Representing Latin jazz was Sonido Solar, a youthful ensemble that has been mentored by Eddie Palmieri, and which played an arrangement of his tune “Puerto Rico” in an earnest, salsa-dura style. There was historically rooted free jazz, courtesy of downtown doyen William Parker and his ensemble, In Order to Survive. There was avant-garde jazz in the mode of mid-1960s John Coltrane, courtesy of Scatter the Atoms That Remain and a front line of all-star guests (trumpeter Randy Brecker and saxophonists Billy Harper and Isaiah Collier).

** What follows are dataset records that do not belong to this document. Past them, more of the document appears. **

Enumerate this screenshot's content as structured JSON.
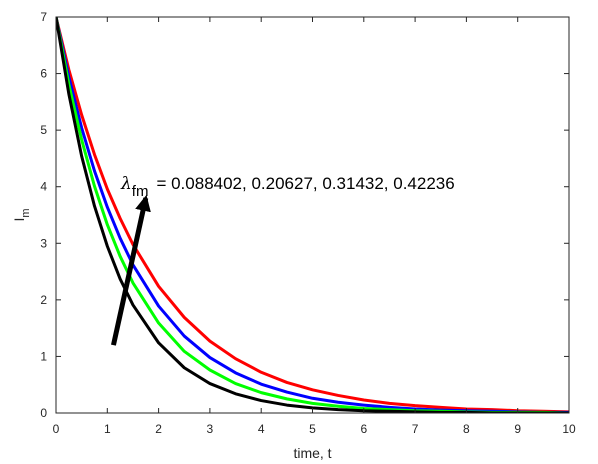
{
  "chart_data": {
    "type": "line",
    "title": "",
    "xlabel": "time, t",
    "ylabel": "I",
    "ylabel_subscript": "m",
    "xlim": [
      0,
      10
    ],
    "ylim": [
      0,
      7
    ],
    "xticks": [
      "0",
      "1",
      "2",
      "3",
      "4",
      "5",
      "6",
      "7",
      "8",
      "9",
      "10"
    ],
    "yticks": [
      "0",
      "1",
      "2",
      "3",
      "4",
      "5",
      "6",
      "7"
    ],
    "grid": false,
    "annotation": {
      "symbol": "λ",
      "subscript": "fm",
      "text": "=  0.088402, 0.20627, 0.31432, 0.42236",
      "arrow": {
        "from": [
          1.12,
          1.2
        ],
        "to": [
          1.75,
          3.8
        ]
      }
    },
    "series": [
      {
        "color": "#ff0000",
        "x": [
          0,
          0.25,
          0.5,
          0.75,
          1,
          1.25,
          1.5,
          2,
          2.5,
          3,
          3.5,
          4,
          4.5,
          5,
          5.5,
          6,
          6.5,
          7,
          7.5,
          8,
          8.5,
          9,
          9.5,
          10
        ],
        "values": [
          7,
          6.07,
          5.27,
          4.57,
          3.96,
          3.44,
          2.98,
          2.24,
          1.69,
          1.27,
          0.96,
          0.72,
          0.54,
          0.41,
          0.31,
          0.23,
          0.17,
          0.13,
          0.1,
          0.07,
          0.06,
          0.04,
          0.03,
          0.02
        ]
      },
      {
        "color": "#0000ff",
        "x": [
          0,
          0.25,
          0.5,
          0.75,
          1,
          1.25,
          1.5,
          2,
          2.5,
          3,
          3.5,
          4,
          4.5,
          5,
          5.5,
          6,
          6.5,
          7,
          7.5,
          8,
          8.5,
          9,
          9.5,
          10
        ],
        "values": [
          7,
          5.94,
          5.04,
          4.28,
          3.64,
          3.09,
          2.62,
          1.89,
          1.36,
          0.98,
          0.71,
          0.51,
          0.37,
          0.26,
          0.19,
          0.14,
          0.1,
          0.07,
          0.05,
          0.04,
          0.03,
          0.02,
          0.01,
          0.01
        ]
      },
      {
        "color": "#00ff00",
        "x": [
          0,
          0.25,
          0.5,
          0.75,
          1,
          1.25,
          1.5,
          2,
          2.5,
          3,
          3.5,
          4,
          4.5,
          5,
          5.5,
          6,
          6.5,
          7,
          7.5,
          8,
          8.5,
          9,
          9.5,
          10
        ],
        "values": [
          7,
          5.81,
          4.83,
          4.01,
          3.33,
          2.77,
          2.3,
          1.59,
          1.09,
          0.76,
          0.52,
          0.36,
          0.25,
          0.17,
          0.12,
          0.08,
          0.06,
          0.04,
          0.03,
          0.02,
          0.01,
          0.01,
          0.01,
          0
        ]
      },
      {
        "color": "#000000",
        "x": [
          0,
          0.25,
          0.5,
          0.75,
          1,
          1.25,
          1.5,
          2,
          2.5,
          3,
          3.5,
          4,
          4.5,
          5,
          5.5,
          6,
          6.5,
          7,
          7.5,
          8,
          8.5,
          9,
          9.5,
          10
        ],
        "values": [
          7,
          5.64,
          4.54,
          3.66,
          2.95,
          2.37,
          1.91,
          1.24,
          0.8,
          0.52,
          0.34,
          0.22,
          0.14,
          0.09,
          0.06,
          0.04,
          0.03,
          0.02,
          0.01,
          0.01,
          0,
          0,
          0,
          0
        ]
      }
    ]
  }
}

And representing the present-day sound of contemporary, improvised music was Chief Xian aTunde Adjuah, a New Orleans-born trumpeter with a musical philosophy basically opposed to Marsalis’ conservatism. He brought an ensemble to the elegant Appel Room theater, overlaying syncopated backbeats, heralding horn lines and tapestries of Rhodes and distorted guitar.

There were also plenty of younger musicians in a mode more typical of Jazz at Lincoln Center: pianist Isaiah Thompson’s quartet, drawing upon a hard-bop sound that was especially popular in the middle of the country in the mid-20th century; trumpeter Alphonso Horne, playing feel-good jazz by way of New Orleans; and bassist Endea Owens, strutting through a version of the blues brought up to date.

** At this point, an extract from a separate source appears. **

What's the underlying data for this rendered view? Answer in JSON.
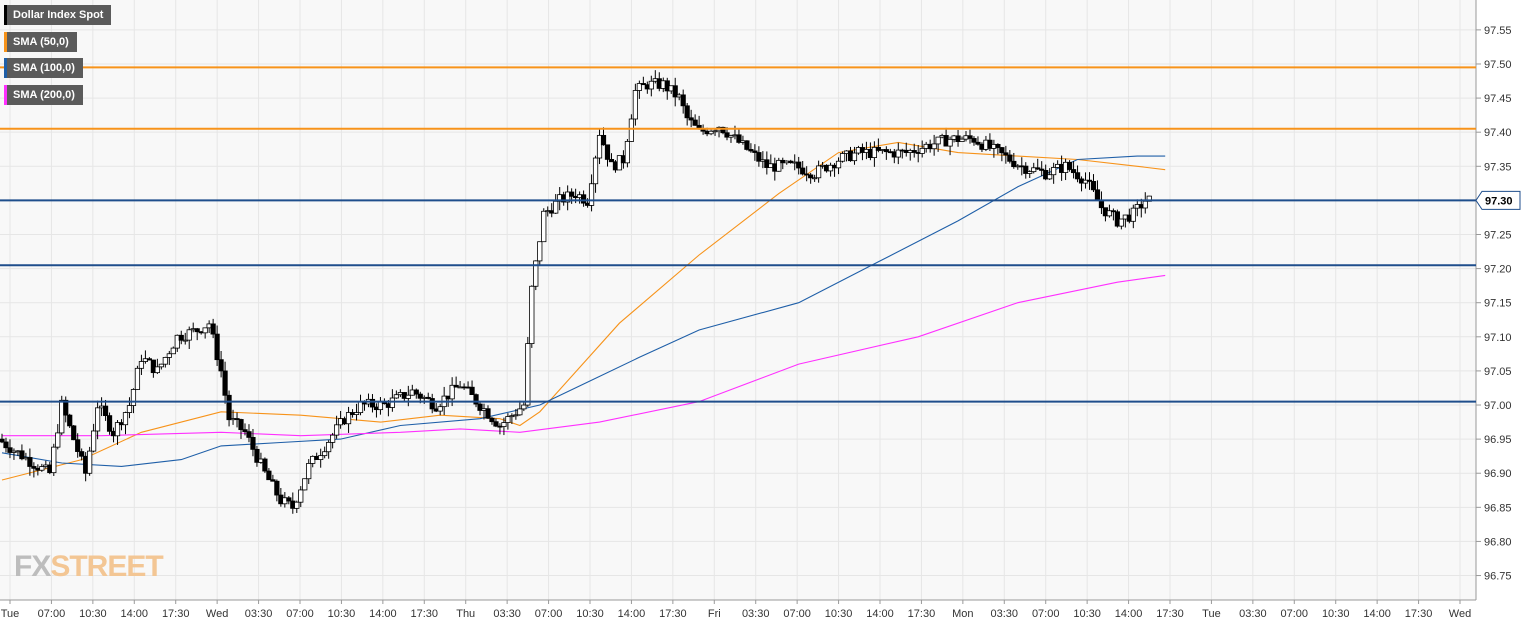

Unlike Winter Jazzfest, which rewards a quick musical metabolism and demands sprinting around in the cold, Unity Fest provided an enjoyable environment for older audience members, as well as some disabled listeners. The lush facilities can’t compete on the level of energy with a downtown music marathon, but they had their creature comforts. The shows allowed contemporary jazz to feel both alive and manageable.

Ideally, Unity Fest amounts to a promise of more open roads ahead. The festival was dedicated to Funmi Ononaiye, a Jazz at Lincoln Center programmer, longtime DJ, percussionist and beloved music advocate who blanketed the New York scene. He played a big role in planning Unity Fest, even as he battled illness; his death last month at 55 left New York’s jazz scene bereaved. Ononaiye was known to have a talent for making all listeners feel welcome at the shows he presented. If this festival pushes Jazz at Lincoln Center’s future programming in that direction, his legacy is secure.